Okay, back to the time behind the Garden Valley Store.  My brother Adrian was born in March and went to school in the fall after he turned 6 - 1952.  (In Garden Valley there was no Kindergarten.) I was born in November and my parents want to get me into school the next year while I was still 5, but the school said there were too many children going into the first grade so I would have to wait until the next year, when I was 6 (almost 7).  In August of 1954 I started first grade in a class of twelve (there had only been 7 or 8 the year before and I was more than ready, having studied and learned with Adrian.

One of my posts on "You Know You're From Garden Valley If:" FaceBook page: 
When elementary classes were held in a one-room building with outhouses and a wood-stove for heat, water being packed by bucket from the well across the highway.
Yes, it is hard to believe that someone born after World War II went to a one-room classroom like something out of the 1800s.  I just wish I had pictures of the school at that time.  I only have pictures of the first and second grade classes sitting beside it (below) and of the building that was being built at that time to house first to sixth grades with a lunchroom at the back (and indoor bathrooms).

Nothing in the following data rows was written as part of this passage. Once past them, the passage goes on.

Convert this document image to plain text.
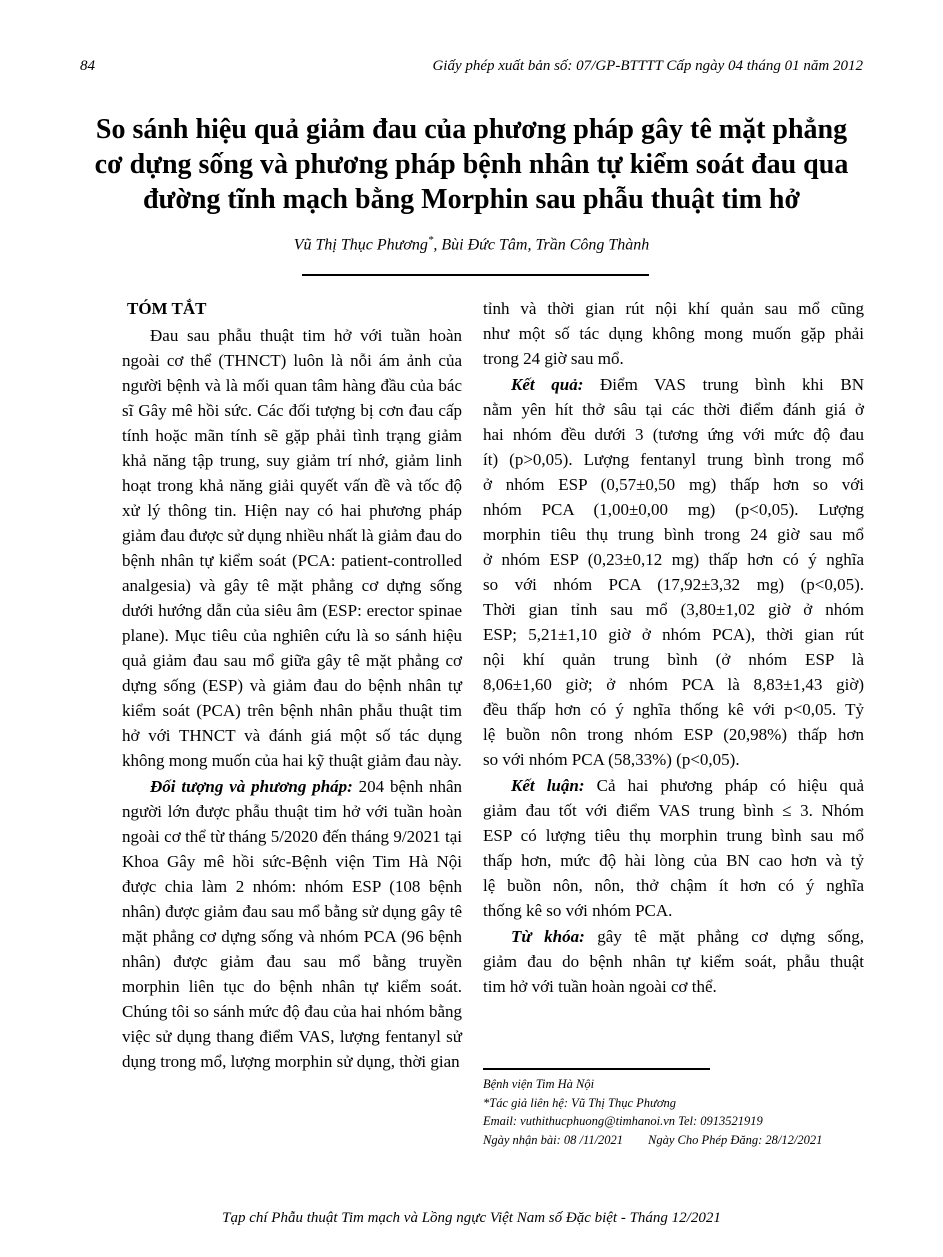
84	Giấy phép xuất bản số: 07/GP-BTTTT Cấp ngày 04 tháng 01 năm 2012
So sánh hiệu quả giảm đau của phương pháp gây tê mặt phẳng
cơ dựng sống và phương pháp bệnh nhân tự kiểm soát đau qua
đường tĩnh mạch bằng Morphin sau phẫu thuật tim hở
Vũ Thị Thục Phương*, Bùi Đức Tâm, Trần Công Thành
TÓM TẮT
Đau sau phẫu thuật tim hở với tuần hoàn
ngoài cơ thể (THNCT) luôn là nỗi ám ảnh của
người bệnh và là mối quan tâm hàng đầu của bác
sĩ Gây mê hồi sức. Các đối tượng bị cơn đau cấp
tính hoặc mãn tính sẽ gặp phải tình trạng giảm
khả năng tập trung, suy giảm trí nhớ, giảm linh
hoạt trong khả năng giải quyết vấn đề và tốc độ
xử lý thông tin. Hiện nay có hai phương pháp
giảm đau được sử dụng nhiều nhất là giảm đau do
bệnh nhân tự kiểm soát (PCA: patient-controlled
analgesia) và gây tê mặt phẳng cơ dựng sống
dưới hướng dẫn của siêu âm (ESP: erector spinae
plane). Mục tiêu của nghiên cứu là so sánh hiệu
quả giảm đau sau mổ giữa gây tê mặt phẳng cơ
dựng sống (ESP) và giảm đau do bệnh nhân tự
kiểm soát (PCA) trên bệnh nhân phẫu thuật tim
hở với THNCT và đánh giá một số tác dụng
không mong muốn của hai kỹ thuật giảm đau này.
Đối tượng và phương pháp: 204 bệnh nhân
người lớn được phẫu thuật tim hở với tuần hoàn
ngoài cơ thể từ tháng 5/2020 đến tháng 9/2021 tại
Khoa Gây mê hồi sức-Bệnh viện Tim Hà Nội
được chia làm 2 nhóm: nhóm ESP (108 bệnh
nhân) được giảm đau sau mổ bằng sử dụng gây tê
mặt phẳng cơ dựng sống và nhóm PCA (96 bệnh
nhân) được giảm đau sau mổ bằng truyền
morphin liên tục do bệnh nhân tự kiểm soát.
Chúng tôi so sánh mức độ đau của hai nhóm bằng
việc sử dụng thang điểm VAS, lượng fentanyl sử
dụng trong mổ, lượng morphin sử dụng, thời gian
tỉnh và thời gian rút nội khí quản sau mổ cũng
như một số tác dụng không mong muốn gặp phải
trong 24 giờ sau mổ.
Kết quả: Điểm VAS trung bình khi BN
nằm yên hít thở sâu tại các thời điểm đánh giá ở
hai nhóm đều dưới 3 (tương ứng với mức độ đau
ít) (p>0,05). Lượng fentanyl trung bình trong mổ
ở nhóm ESP (0,57±0,50 mg) thấp hơn so với
nhóm PCA (1,00±0,00 mg) (p<0,05). Lượng
morphin tiêu thụ trung bình trong 24 giờ sau mổ
ở nhóm ESP (0,23±0,12 mg) thấp hơn có ý nghĩa
so với nhóm PCA (17,92±3,32 mg) (p<0,05).
Thời gian tỉnh sau mổ (3,80±1,02 giờ ở nhóm
ESP; 5,21±1,10 giờ ở nhóm PCA), thời gian rút
nội khí quản trung bình (ở nhóm ESP là
8,06±1,60 giờ; ở nhóm PCA là 8,83±1,43 giờ)
đều thấp hơn có ý nghĩa thống kê với p<0,05. Tỷ
lệ buồn nôn trong nhóm ESP (20,98%) thấp hơn
so với nhóm PCA (58,33%) (p<0,05).
Kết luận: Cả hai phương pháp có hiệu quả
giảm đau tốt với điểm VAS trung bình ≤ 3. Nhóm
ESP có lượng tiêu thụ morphin trung bình sau mổ
thấp hơn, mức độ hài lòng của BN cao hơn và tỷ
lệ buồn nôn, nôn, thở chậm ít hơn có ý nghĩa
thống kê so với nhóm PCA.
Từ khóa: gây tê mặt phẳng cơ dựng sống,
giảm đau do bệnh nhân tự kiểm soát, phẫu thuật
tim hở với tuần hoàn ngoài cơ thể.
Bệnh viện Tim Hà Nội
*Tác giả liên hệ: Vũ Thị Thục Phương
Email: vuthithucphuong@timhanoi.vn Tel: 0913521919
Ngày nhận bài: 08 /11/2021        Ngày Cho Phép Đăng: 28/12/2021
Tạp chí Phẫu thuật Tim mạch và Lồng ngực Việt Nam số Đặc biệt - Tháng 12/2021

These schools were geographically located just a short distance from the GV Store, so we easily walked to school each day.  And as you can see by the above pictures (the bottom picture is grades one through three: 1955-56), I had the same teacher for first through third grade, Mrs Gladys Harp - a wonderful woman who was a little scary because she had a breathing apparatus in her throat and she had to put her finger over it in order to talk to us.  She couldn't yell at us, but she could sure wield a mean ruler on the knuckles.